AiSOC is an open-source, autonomous security operations platform designed for robust threat detection and incident response. Key features include: • Autonomous alert triage and investigation • Cloud and identity log analysis • Auditable Investigation Ledger • MITRE ATT&CK mapping • Self-hostable and extensible architecture This platform streams and correlates events from various sources like cloud trails, EDR, identity systems, and network data using Kafka.

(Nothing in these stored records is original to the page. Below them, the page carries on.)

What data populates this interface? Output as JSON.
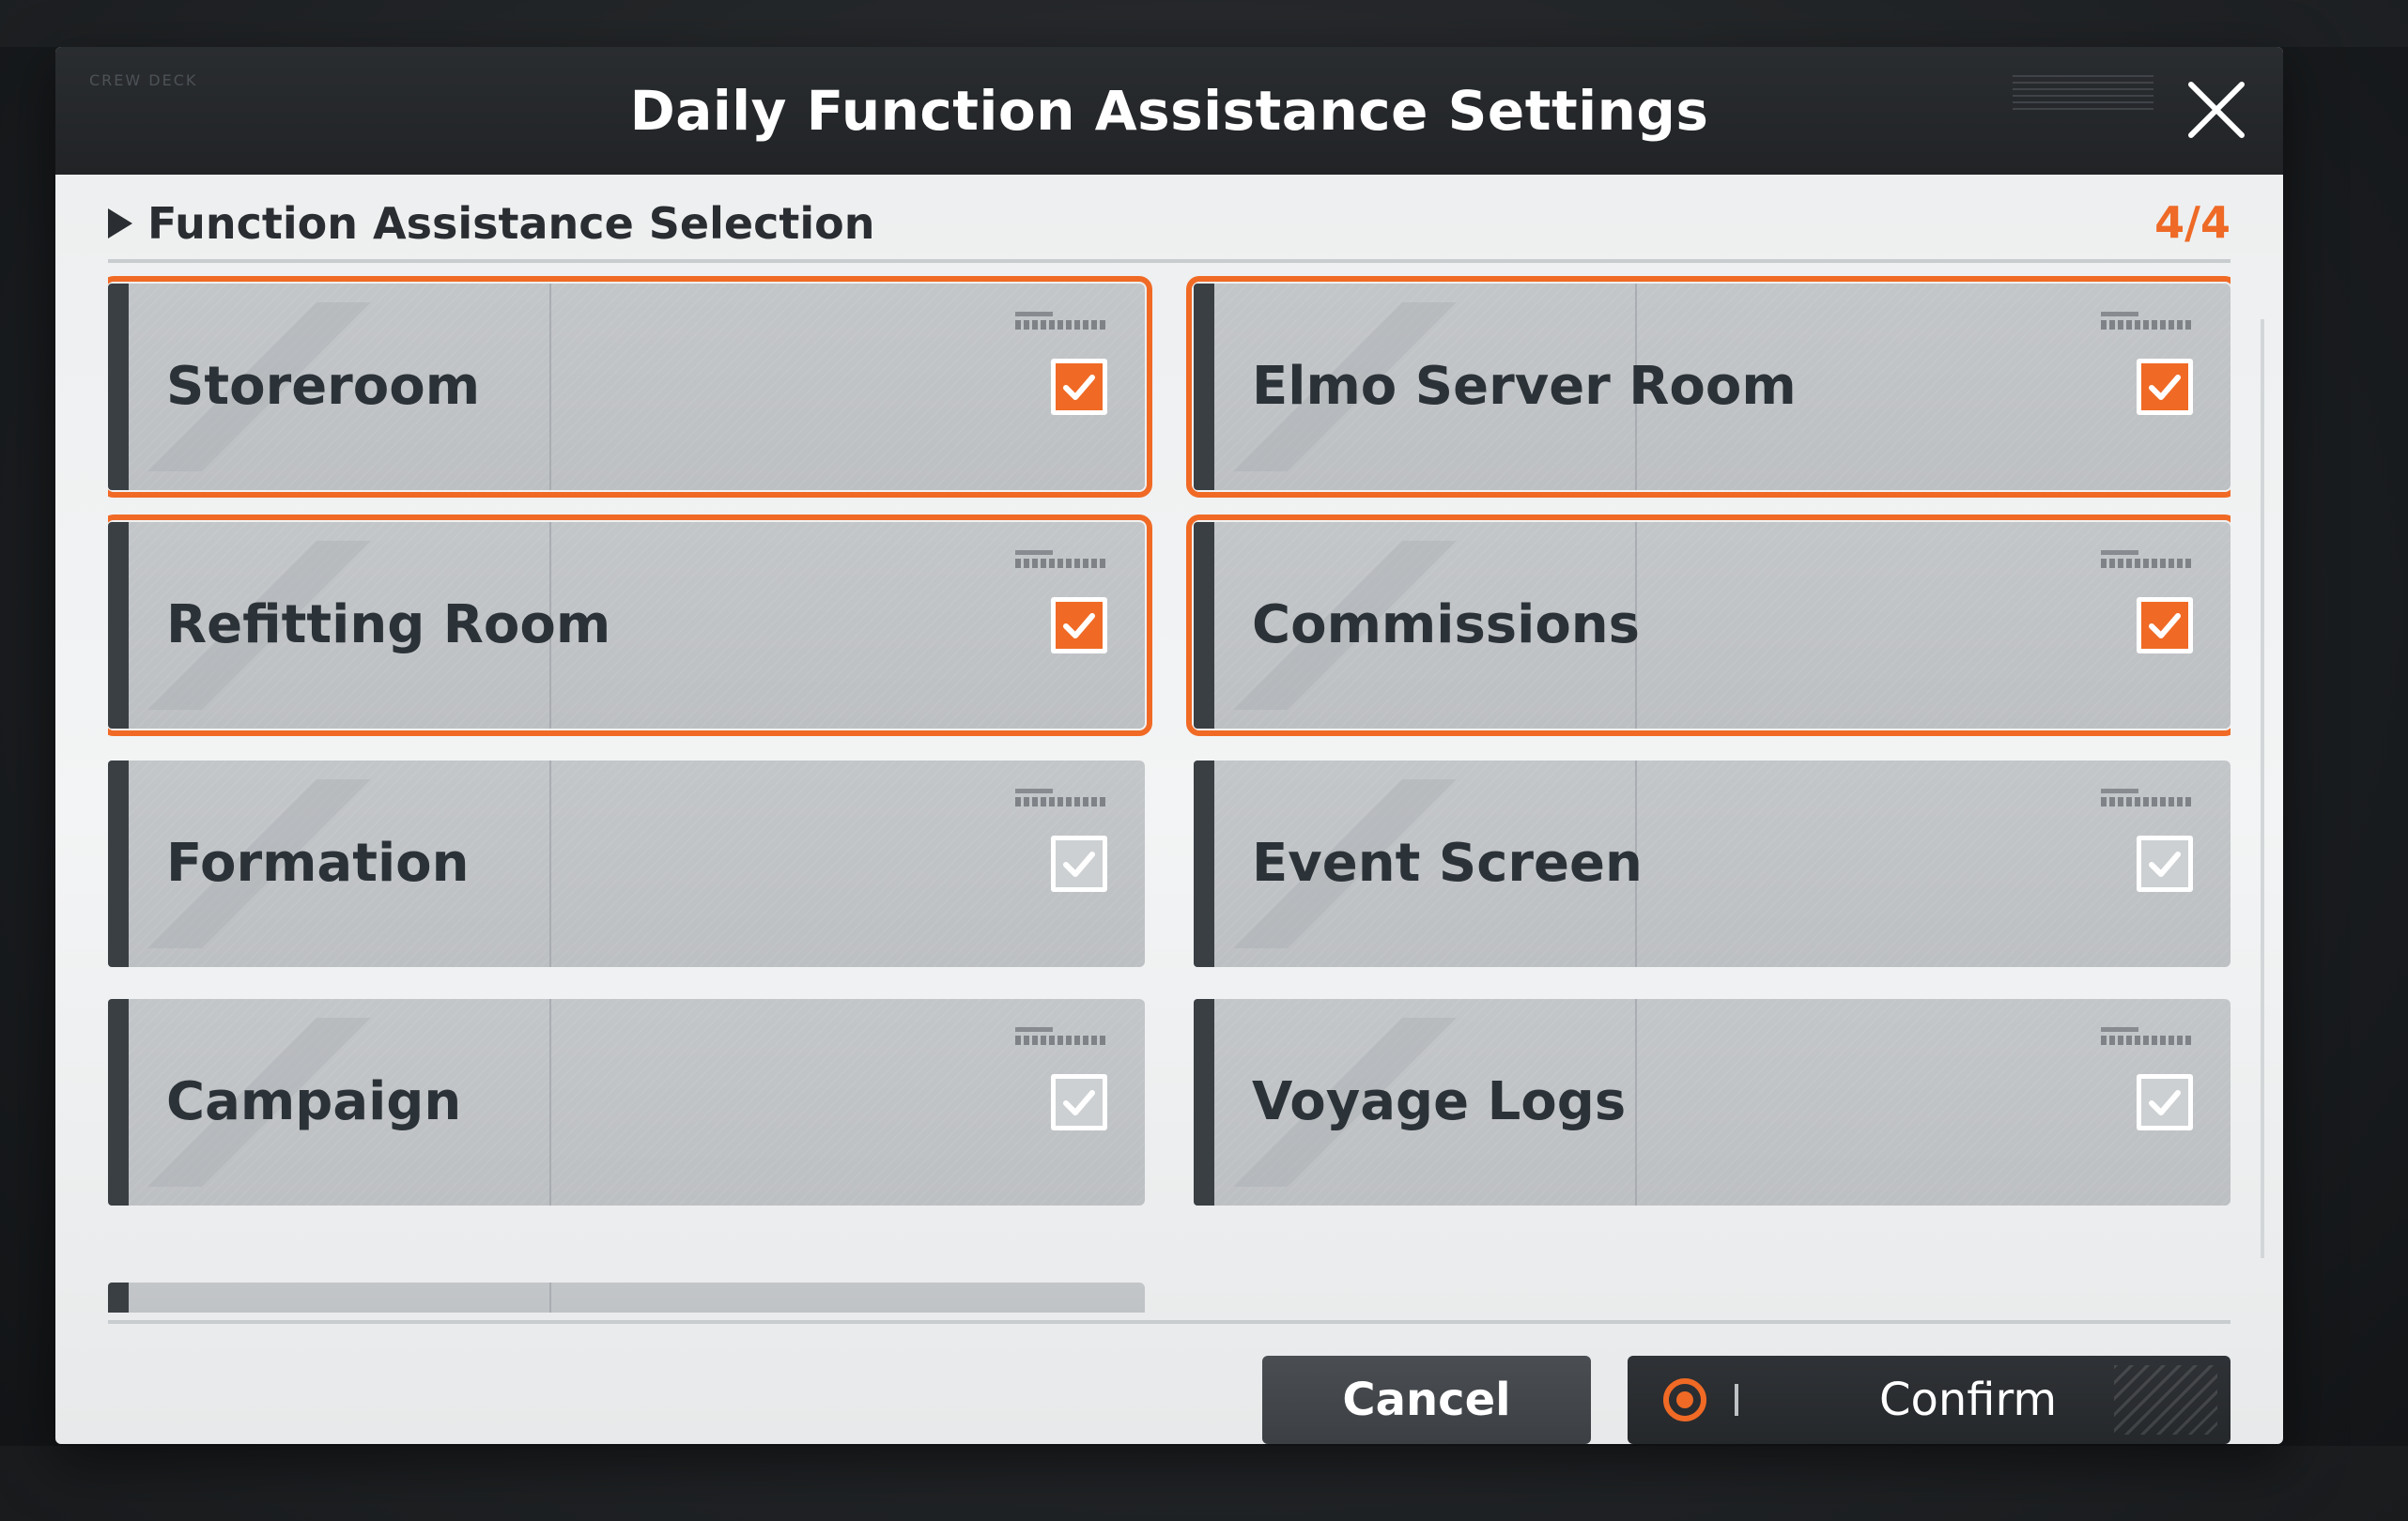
{
  "dialog": {
    "header_tag": "CREW DECK",
    "title": "Daily Function Assistance Settings",
    "close_icon": "close-icon"
  },
  "section": {
    "title": "Function Assistance Selection",
    "count": "4/4"
  },
  "options": [
    {
      "label": "Storeroom",
      "checked": true
    },
    {
      "label": "Elmo Server Room",
      "checked": true
    },
    {
      "label": "Refitting Room",
      "checked": true
    },
    {
      "label": "Commissions",
      "checked": true
    },
    {
      "label": "Formation",
      "checked": false
    },
    {
      "label": "Event Screen",
      "checked": false
    },
    {
      "label": "Campaign",
      "checked": false
    },
    {
      "label": "Voyage Logs",
      "checked": false
    }
  ],
  "buttons": {
    "cancel": "Cancel",
    "confirm": "Confirm"
  },
  "colors": {
    "accent": "#f06a25",
    "header_bg": "#222528",
    "card_bg": "#c0c3c6",
    "text_dark": "#2b3238"
  }
}
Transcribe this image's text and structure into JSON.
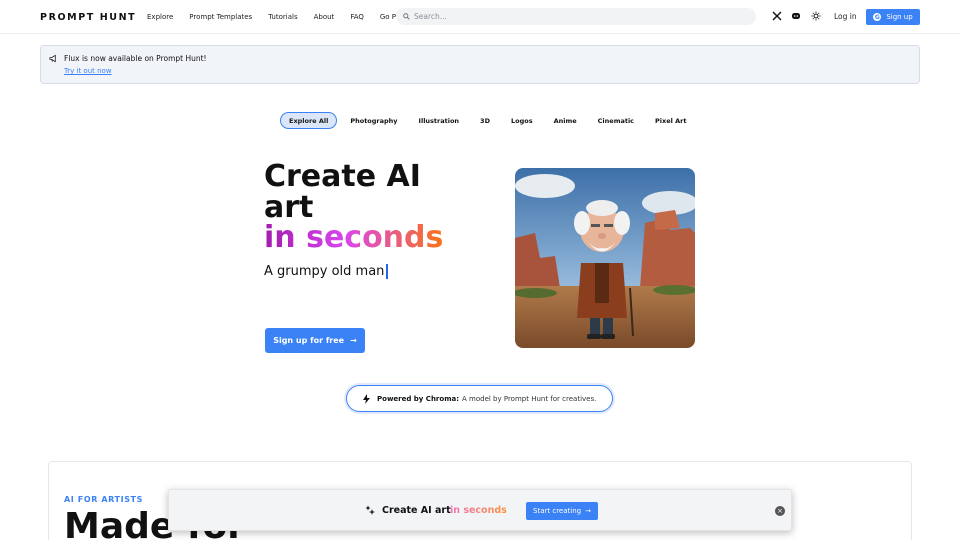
{
  "header": {
    "logo": "PROMPT HUNT",
    "nav": [
      "Explore",
      "Prompt Templates",
      "Tutorials",
      "About",
      "FAQ",
      "Go Pro"
    ],
    "search_placeholder": "Search...",
    "login": "Log in",
    "signup": "Sign up",
    "icons": [
      "x-icon",
      "discord-icon",
      "theme-toggle-icon"
    ]
  },
  "banner": {
    "message": "Flux is now available on Prompt Hunt!",
    "link": "Try it out now"
  },
  "categories": [
    "Explore All",
    "Photography",
    "Illustration",
    "3D",
    "Logos",
    "Anime",
    "Cinematic",
    "Pixel Art"
  ],
  "hero": {
    "title_line1": "Create AI",
    "title_line2": "art",
    "title_gradient": "in seconds",
    "typed_text": "A grumpy old man",
    "cta": "Sign up for free"
  },
  "powered": {
    "label": "Powered by Chroma:",
    "text": "A model by Prompt Hunt for creatives."
  },
  "lower": {
    "eyebrow": "AI FOR ARTISTS",
    "heading": "Made for"
  },
  "sticky": {
    "title": "Create AI art",
    "gradient": "in seconds",
    "button": "Start creating"
  },
  "colors": {
    "accent": "#3b82f6",
    "gradient_start": "#a21caf",
    "gradient_end": "#f97316"
  }
}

It employs rule-based and behavioral-based detectors for real-time threat surfacing, often within seconds. The integrated detection-as-code feature supports Sigma, KQL, EQL, and YAML rules, allowing for inline editing, historical data testing, and Git version control. The system's core functionality revolves around agent-assisted triage, where a copilot enriches alerts with threat intelligence, identity context, and host telemetry. All prompts and rationales behind each decision are recorded in a transparent, replayable Investigation Ledger, ensuring full auditability. Furthermore, an attack graph visually links identities, hosts, and assets, aiding in advanced threat hunting and case management. The platform also includes a public evaluation harness with 200 incidents, rigorously tested on every code change. Built for security teams and developers seeking a transparent, flexible, and high-performance security platform, AiSOC is MIT licensed, enabling auditability, forking, and complete self-hosting. It's ideal for organizations that require deep control over their security infrastructure and rigorous validation of detection capabilities.